Wednesday, August 26, 2009

Hugo Pratt & Corto Maltese

If I ever had a hero role-model, it must be Corto Maltese, the character created by Italian comic book writer Hugo Pratt.

Corto Maltese is a sea captain, a classical romantic hero but not a sentimental Byronic wretch. Corto's world is a distinct world of his own: "I don't like hawking 'round other people's memories... That wasn't part of the deal... when I was born." (Corto Maltese inThe Celts)

In Pratt's comics fictional characters intermingle with real historical persons, among them the indestructible Grigoriy Rasputin, a notorious lecher and drunkard, who gained the confidence of the emperor Nicholas II, and who is seen in several albums. The French poet Arthur Rimbaud (1854-1891) appeared in Les Ethiopiques. In 1973 Pratt visited Harar where Rimbaud had lived and where his father was buried. Rasputin is Corto's dark Doppelganger and proclaims in Corto Maltese in Siberia: "It's hopeless to live in a world without adventure, without fantasy, without joy!"

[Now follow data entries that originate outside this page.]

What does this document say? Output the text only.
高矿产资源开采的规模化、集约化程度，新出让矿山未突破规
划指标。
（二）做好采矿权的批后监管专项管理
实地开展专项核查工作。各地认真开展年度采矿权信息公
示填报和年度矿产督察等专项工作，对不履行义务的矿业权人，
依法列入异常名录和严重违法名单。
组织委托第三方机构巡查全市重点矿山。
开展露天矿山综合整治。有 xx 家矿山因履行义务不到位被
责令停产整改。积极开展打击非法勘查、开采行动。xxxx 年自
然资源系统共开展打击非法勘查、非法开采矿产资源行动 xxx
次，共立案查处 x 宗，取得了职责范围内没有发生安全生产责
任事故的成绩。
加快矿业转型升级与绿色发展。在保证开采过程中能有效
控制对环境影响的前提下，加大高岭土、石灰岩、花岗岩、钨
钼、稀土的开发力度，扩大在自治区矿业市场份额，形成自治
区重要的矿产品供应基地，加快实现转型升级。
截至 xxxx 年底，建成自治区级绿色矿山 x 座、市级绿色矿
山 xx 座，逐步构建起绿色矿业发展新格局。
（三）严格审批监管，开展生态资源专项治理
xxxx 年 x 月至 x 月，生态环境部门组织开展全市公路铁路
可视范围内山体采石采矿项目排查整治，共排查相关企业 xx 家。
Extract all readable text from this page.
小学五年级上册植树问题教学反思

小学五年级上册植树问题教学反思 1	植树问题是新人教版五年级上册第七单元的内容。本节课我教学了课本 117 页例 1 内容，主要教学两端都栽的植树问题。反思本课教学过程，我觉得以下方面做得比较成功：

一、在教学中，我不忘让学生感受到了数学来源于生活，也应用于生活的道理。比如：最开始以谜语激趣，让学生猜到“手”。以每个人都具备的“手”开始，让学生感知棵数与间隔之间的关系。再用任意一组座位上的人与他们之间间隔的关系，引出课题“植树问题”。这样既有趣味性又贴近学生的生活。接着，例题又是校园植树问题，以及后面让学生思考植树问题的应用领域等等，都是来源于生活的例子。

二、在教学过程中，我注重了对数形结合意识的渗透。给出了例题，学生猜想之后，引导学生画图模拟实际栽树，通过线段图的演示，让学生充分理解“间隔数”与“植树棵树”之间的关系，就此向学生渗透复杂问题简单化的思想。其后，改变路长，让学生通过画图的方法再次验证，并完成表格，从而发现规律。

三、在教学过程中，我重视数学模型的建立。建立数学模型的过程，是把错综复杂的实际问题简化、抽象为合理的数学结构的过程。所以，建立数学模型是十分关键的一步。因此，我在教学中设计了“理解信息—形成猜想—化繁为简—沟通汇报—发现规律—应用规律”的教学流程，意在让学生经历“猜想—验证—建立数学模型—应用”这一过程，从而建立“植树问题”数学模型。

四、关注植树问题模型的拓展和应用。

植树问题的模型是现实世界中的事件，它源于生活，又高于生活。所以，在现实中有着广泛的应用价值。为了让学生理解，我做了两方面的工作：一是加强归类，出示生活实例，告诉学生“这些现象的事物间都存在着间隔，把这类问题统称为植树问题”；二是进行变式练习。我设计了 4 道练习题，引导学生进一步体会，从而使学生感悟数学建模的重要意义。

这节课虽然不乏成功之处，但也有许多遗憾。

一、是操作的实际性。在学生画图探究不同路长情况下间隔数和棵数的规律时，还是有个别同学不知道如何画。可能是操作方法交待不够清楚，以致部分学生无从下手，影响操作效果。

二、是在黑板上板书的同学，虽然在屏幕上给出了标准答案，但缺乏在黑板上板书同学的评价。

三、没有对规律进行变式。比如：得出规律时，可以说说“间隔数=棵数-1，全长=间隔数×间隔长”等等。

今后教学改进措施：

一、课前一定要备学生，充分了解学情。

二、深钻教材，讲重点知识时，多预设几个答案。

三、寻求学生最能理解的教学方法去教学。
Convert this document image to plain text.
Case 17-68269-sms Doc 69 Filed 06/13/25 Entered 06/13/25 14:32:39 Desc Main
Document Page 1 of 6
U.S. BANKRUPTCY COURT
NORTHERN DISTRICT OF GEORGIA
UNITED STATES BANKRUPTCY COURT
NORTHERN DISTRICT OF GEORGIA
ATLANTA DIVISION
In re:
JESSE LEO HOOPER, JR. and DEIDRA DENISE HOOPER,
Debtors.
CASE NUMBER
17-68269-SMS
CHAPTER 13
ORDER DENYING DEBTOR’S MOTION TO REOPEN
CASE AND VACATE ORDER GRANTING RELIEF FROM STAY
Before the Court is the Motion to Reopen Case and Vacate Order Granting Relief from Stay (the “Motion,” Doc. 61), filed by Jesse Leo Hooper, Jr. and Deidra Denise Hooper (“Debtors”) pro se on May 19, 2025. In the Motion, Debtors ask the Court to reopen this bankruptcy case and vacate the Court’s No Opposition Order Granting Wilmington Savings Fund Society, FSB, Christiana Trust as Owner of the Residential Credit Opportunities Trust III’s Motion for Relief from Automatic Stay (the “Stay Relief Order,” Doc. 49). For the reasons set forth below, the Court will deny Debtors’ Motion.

Corto's father is an English sailor from Cornwall, his mother a gypsy from Gibraltar. As a rebel, he mostly sides with the oppressed, with Indians, Irish revolutionaries against the British, Russians fighting against the Czarist system. Pratt often combines fact with fiction, and sets the actions of his characters against some true historical crisis. In The Celt's, published first in Pif in 1971-1972, Corto meets Merlin the Wizard and characters from Shakespeare's play Midsummer Night's Dream, and sinks with a tugboat, named 'Excalibur', a German submarine. Corto himself disappears sometime during the Spanish Civil War.

Going through all my Hugo Pratt comics, I was surprised not to find many drawings of berets, which seems to me such a Pratt-like attribute. Most berets found are military ones, but also a caubeen worn by Banshee O'Danann and a picture of Antoine de Saint-Exupery.

Hugo Pratt died in 1995 and I still miss him for what he left: comics that could match any literary novel and provoked an interest in me varying from kabbala and tarot to Central Asian Turkic separatism and African mysticism via many other sidetracks - he should have written a lot more and longer...

Interestingly, Pratt's works never took off in the Anglo-Saxon world, but were and still are big in France, Spain, Italy, Yugoslavia and many other European and South American countries. Hard to find books in English through the regular bookstores, but you can always try Abebooks.